Top Ten Tuesday: Ten Favourite Epistolary Novels!
Thanks again to The Broke and the Bookish. So, inspired by a conversation that I had on Twitter last week (if you want to follow me there it’s @beingsuzie by the way) I wanted to make a list of my favourite epistolary novels. I really, really love these kinds of novels; I suppose I just think it’s an interesting way to get into the heads of characters – especially when they often leave so much to the imagination about the surrounding people in the main character’s life:
For the avoidance of doubt:
An epistolary novel is a novel written as a series of documents. The usual form is letters, although diary entries, newspaper clippings and other documents are sometimes used.
- I Capture the Castle – this remains, to me, the ultimate epistolary. Set (largely) in a crumbling castle in the middle of nowhere in England, with a cast of characters including the frustrated writer Mr Mortmain, Topaz, a hippy-like model, Rose, beautiful and longing to see something else of the world than what she already knows… and of course, Cassandra, my favourite forever, who chronicles all of this in her journal. Despite the improbable circumstances, there’s something so true about the emotions as portrayed in Cassandra’s diary – even those of others. Highly recommended.
- Les Liaisons Dangereuses – how could I not include this? It’s a surprisingly easy read, a rip roaring tale of passion and betrayal. The machinations of Vicomte de Valmont and the Marquis de Merteuil are just deliciously evil and the excess of drama is balanced really well with the more realistic undertones of characterisation. Also, props for including such a complex female character as the Marquis.
- Finding Cassie Crazy (and the other Ashbury books) – these books are so much fun! They’re also probably the first books I read that were set in Australia. I’ve picked the second one, but really the first three are all amazing in different ways. Though I don’t think the idea of the original project (exchanging letters between a private school and a state school) is very realistic it makes for a very realistic portrayal of the lives of teenagers. It was so much more emotionally authentic to my experience of growing up than a lot of American YA. The fourth book is not really very good, but the first three remain some of my favourite books even now.

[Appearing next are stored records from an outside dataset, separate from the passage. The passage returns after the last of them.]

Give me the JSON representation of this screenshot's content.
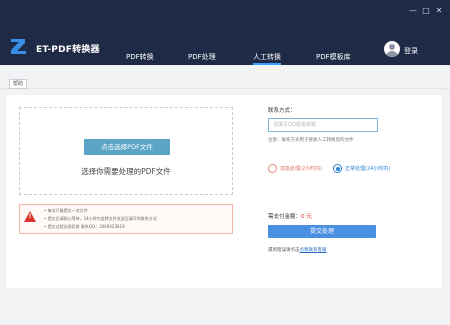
{
  "app": {
    "title": "ET-PDF转换器",
    "brand_color": "#1f2a47",
    "accent_color": "#4a90e2"
  },
  "nav": {
    "items": [
      {
        "label": "PDF转换",
        "active": false
      },
      {
        "label": "PDF处理",
        "active": false
      },
      {
        "label": "人工转换",
        "active": true
      },
      {
        "label": "PDF模板库",
        "active": false
      }
    ]
  },
  "user": {
    "login_label": "登录"
  },
  "window_controls": {
    "minimize": "—",
    "maximize": "□",
    "close": "✕"
  },
  "subbar": {
    "help_label": "帮助"
  },
  "upload": {
    "button_label": "点击选择PDF文件",
    "hint": "选择你需要处理的PDF文件"
  },
  "notice": {
    "lines": [
      "• 每次只能提交一次文件",
      "• 提交后请耐心等待，24小时内会将文件发送至填写的联系方式",
      "• 提交过程出现异常 联系QQ：2069423619"
    ]
  },
  "contact": {
    "label": "联系方式：",
    "placeholder": "请填写QQ或者邮箱",
    "note": "注意：联系方式用于接收人工转换后的文件"
  },
  "priority": {
    "urgent_label": "加急处理(2小时内)",
    "normal_label": "正常处理(24小时内)",
    "selected": "normal"
  },
  "fee": {
    "label": "需支付金额：",
    "value": "0 元"
  },
  "submit": {
    "label": "提交处理"
  },
  "support": {
    "prefix": "遇到错误请点击",
    "link": "点我联系客服"
  }
}
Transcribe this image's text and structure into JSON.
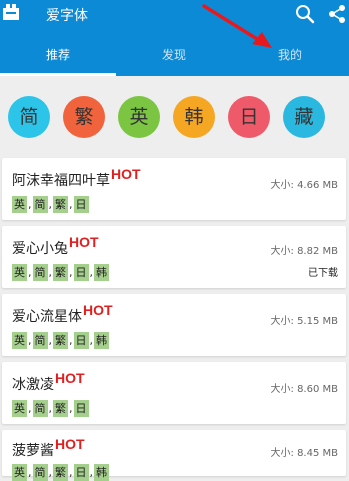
{
  "app": {
    "title": "爱字体"
  },
  "tabs": [
    {
      "label": "推荐",
      "active": true
    },
    {
      "label": "发现",
      "active": false
    },
    {
      "label": "我的",
      "active": false
    }
  ],
  "filters": [
    {
      "label": "简",
      "color": "#2cc4e8"
    },
    {
      "label": "繁",
      "color": "#f0633c"
    },
    {
      "label": "英",
      "color": "#7cc542"
    },
    {
      "label": "韩",
      "color": "#f5a623"
    },
    {
      "label": "日",
      "color": "#ef5a6a"
    },
    {
      "label": "藏",
      "color": "#2ab8e0"
    }
  ],
  "fonts": [
    {
      "name": "阿沫幸福四叶草",
      "hot": "HOT",
      "size": "大小: 4.66 MB",
      "status": "",
      "langs": [
        "英",
        "简",
        "繁",
        "日"
      ]
    },
    {
      "name": "爱心小兔",
      "hot": "HOT",
      "size": "大小: 8.82 MB",
      "status": "已下载",
      "langs": [
        "英",
        "简",
        "繁",
        "日",
        "韩"
      ]
    },
    {
      "name": "爱心流星体",
      "hot": "HOT",
      "size": "大小: 5.15 MB",
      "status": "",
      "langs": [
        "英",
        "简",
        "繁",
        "日",
        "韩"
      ]
    },
    {
      "name": "冰激凌",
      "hot": "HOT",
      "size": "大小: 8.60 MB",
      "status": "",
      "langs": [
        "英",
        "简",
        "繁",
        "日"
      ]
    },
    {
      "name": "菠萝酱",
      "hot": "HOT",
      "size": "大小: 8.45 MB",
      "status": "",
      "langs": [
        "英",
        "简",
        "繁",
        "日",
        "韩"
      ]
    }
  ],
  "colors": {
    "appbar": "#0d8ad6",
    "tag": "#a5cf8c",
    "hot": "#e02020"
  }
}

- The Perks of Being a Wallflower – I probably don’t need to say much about this one. I know it gets a lot of stick for being pretentious but I really liked this. I think that Chbosky is a a pretty incisive writer and he writes about the big emotions pretty well. Realistically, I think this is one you have to read when you’re a teenager, especially if/when you’re going through a period of feeling isolated from your peers and having difficulty understanding what you feel about growing up.
- The Moonstone – I unexpectedly loved this! Often touted as the writer of the first mystery stories, Collins has such a wonderful sense of glee and wonder in his writing, coupled with some of the most wonderful and amusing character sketches that I can think of. You can see the mutual influence that he and Dickens have on each other, but this is definitely lighter than a Dickens novel – that’s not a criticism, just an observation. The story centres around the titular moonstone and the mystery surrounding its disappearance. It’s told through a series of statements by the people peripherally involved in the incident, and still feels exciting and innovative nearly 150 years later.
- The Remains of the Day – this story is just heartbreaking. The meditations of a butler on his increasingly obsolete profession and the relationship between his master and himself. Definitely worth a read if you like Downton Abbey as you can see the same themes of the decline of the British aristocracy.
- Attachments – this is just so much fun and easily Rainbow Rowell’s best novel to date (though Eleanor and Park is also very good). Although the premise of reading someone’s emails without their knowledge is pretty creepy I think it’s handled fairly well. The relationship between Beth and Jennifer is just so beautiful and touching that it really carries the book and makes it worth reading.
- Flowers for Algernon – don’t read this if you’re feeling even mildly depressed or sad.
- The Secret Diary of Adrian Mole, aged 13 3/4 – has the funniest first five pages that I have ever, ever read. Honestly, you can tell this book’s age, but it doesn’t matter because there is so much that is funny and recognisable in this book. I’ve only read one of the sequels, but this first book is a classic of British literature for a reason.
- The Color Purple – I expected this to be kind of miserable and, I’m not going to lie, there are some horrible bits in there. But there is a running undercurrent of hope in Celie’s letters and this is an important book for people to read for many reasons.
So what are your favourite epistolary novels? Please recommend me some!